Submitted by cleveland on

Gold nuggets, historic maps, photographs, postcards and other artifacts help tell the story of Georgia’s antebellum gold rush – which preceded the frenzy in California by two decades – in an exhibit at the Hargrett Rare Book and Manuscript Library.

Opening June 5, the exhibit features a complete set of Dahlonega Mint coins and illustrates how this  early development of southern industrialization, while profitable, was also destructive as it remade local economies, societies, and environments. In pursuit of wealth, miners ripped apart stream beds and hillsides, cut down forests, and erected miles of wooden flumes and towns of wooden shacks. Public and private mints sprang up to transform precious metal into currency and, with the help of the state and federal governments, speculators obsessed with the prospect of riches drove the Cherokee from Georgia.

Looking for gold

Legend has it that Georgia’s gold rush began in 1828 when a farmer stumbled over a rock and noticed it was flecked with gold.  Prospectors flooded north Georgia, most of which was Cherokee territory, and within a few months that largest gold rush in the nation to date was underway. Two years later, the U.S. Congress passed the Indian Removal Act, ultimately forcing Native Americans from the state.  When word of a new strike in California spread, prospectors left for the west coast in 1849.
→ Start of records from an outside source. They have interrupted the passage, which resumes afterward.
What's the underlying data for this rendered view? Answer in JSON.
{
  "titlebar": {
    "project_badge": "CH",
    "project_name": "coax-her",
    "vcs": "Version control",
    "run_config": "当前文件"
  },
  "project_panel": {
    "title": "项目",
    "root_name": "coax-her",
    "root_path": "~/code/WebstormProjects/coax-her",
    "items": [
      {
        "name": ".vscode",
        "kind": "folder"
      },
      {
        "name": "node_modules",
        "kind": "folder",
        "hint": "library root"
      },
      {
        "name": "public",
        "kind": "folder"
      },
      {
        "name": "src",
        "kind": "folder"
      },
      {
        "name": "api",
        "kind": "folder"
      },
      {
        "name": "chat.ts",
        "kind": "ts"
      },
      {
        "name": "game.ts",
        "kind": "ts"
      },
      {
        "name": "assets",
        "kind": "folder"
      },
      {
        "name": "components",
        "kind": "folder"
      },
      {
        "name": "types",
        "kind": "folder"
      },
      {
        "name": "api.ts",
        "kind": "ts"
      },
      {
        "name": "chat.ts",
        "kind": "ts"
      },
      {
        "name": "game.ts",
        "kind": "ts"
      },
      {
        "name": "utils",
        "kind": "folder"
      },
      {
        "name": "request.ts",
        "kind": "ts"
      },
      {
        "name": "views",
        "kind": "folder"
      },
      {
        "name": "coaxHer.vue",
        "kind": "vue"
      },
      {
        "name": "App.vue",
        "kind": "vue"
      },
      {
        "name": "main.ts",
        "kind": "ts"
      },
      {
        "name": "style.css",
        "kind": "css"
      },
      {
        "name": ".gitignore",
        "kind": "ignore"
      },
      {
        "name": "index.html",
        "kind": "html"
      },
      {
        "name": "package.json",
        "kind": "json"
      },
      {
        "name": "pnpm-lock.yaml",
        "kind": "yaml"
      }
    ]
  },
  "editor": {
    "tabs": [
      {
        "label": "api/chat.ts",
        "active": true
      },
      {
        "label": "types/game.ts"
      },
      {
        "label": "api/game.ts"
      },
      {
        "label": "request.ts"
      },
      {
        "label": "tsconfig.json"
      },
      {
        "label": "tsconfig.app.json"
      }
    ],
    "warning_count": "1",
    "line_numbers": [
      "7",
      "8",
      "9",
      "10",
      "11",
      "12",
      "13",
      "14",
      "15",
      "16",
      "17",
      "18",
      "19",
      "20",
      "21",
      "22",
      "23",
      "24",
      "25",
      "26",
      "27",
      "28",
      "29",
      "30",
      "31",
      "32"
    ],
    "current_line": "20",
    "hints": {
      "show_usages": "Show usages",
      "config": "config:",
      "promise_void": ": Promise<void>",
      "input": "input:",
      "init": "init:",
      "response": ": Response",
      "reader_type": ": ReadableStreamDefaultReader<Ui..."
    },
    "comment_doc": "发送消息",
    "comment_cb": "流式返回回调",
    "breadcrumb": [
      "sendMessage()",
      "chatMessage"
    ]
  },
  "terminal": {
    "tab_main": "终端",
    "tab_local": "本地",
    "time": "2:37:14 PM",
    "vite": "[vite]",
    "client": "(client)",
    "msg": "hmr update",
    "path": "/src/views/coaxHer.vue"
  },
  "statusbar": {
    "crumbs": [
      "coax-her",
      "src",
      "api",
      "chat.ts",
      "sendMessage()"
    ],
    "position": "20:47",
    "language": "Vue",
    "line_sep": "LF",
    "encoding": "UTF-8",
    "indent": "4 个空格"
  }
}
A centerpiece of the exhibit is the Thomas Leverette McMullan Reed Creek Collection of Dahlonega Mint Coins, recently donated to the UGA Libraries by Mr. McMullan’s son, John. Support for the exhibit was provided by John F. McMullan, the James W. Woodruff, Sr. Center for the Natural History of Georgia, the Stephen E. Draper Center and Archives for the Study of Water Law and Policy and the Willson Center for Humanities and Arts. 

The exhibit, at the Richard B. Russell Building Special Collections Libraries, will be on display through Dec. 5. Several programs are planned:

  • June 17,  1-5pm - Family Day, a family friendly event with galleries tours, craft activities, and scavenger hunts
  • July 13, 6pm - Dr. Drew Swanson, history professor at Wright State University, will speak on “From Georgia to California and Back: The Rise, Fall, and Rebirth of Southern Gold Mining.” A reception will follow.
  •  Sept. 21, 5:30pm - Dr. Stephen Mihm, UGA history professor, “A Nation of Counterfeiters:  Capitalists, Con men, and the Making of the United States.”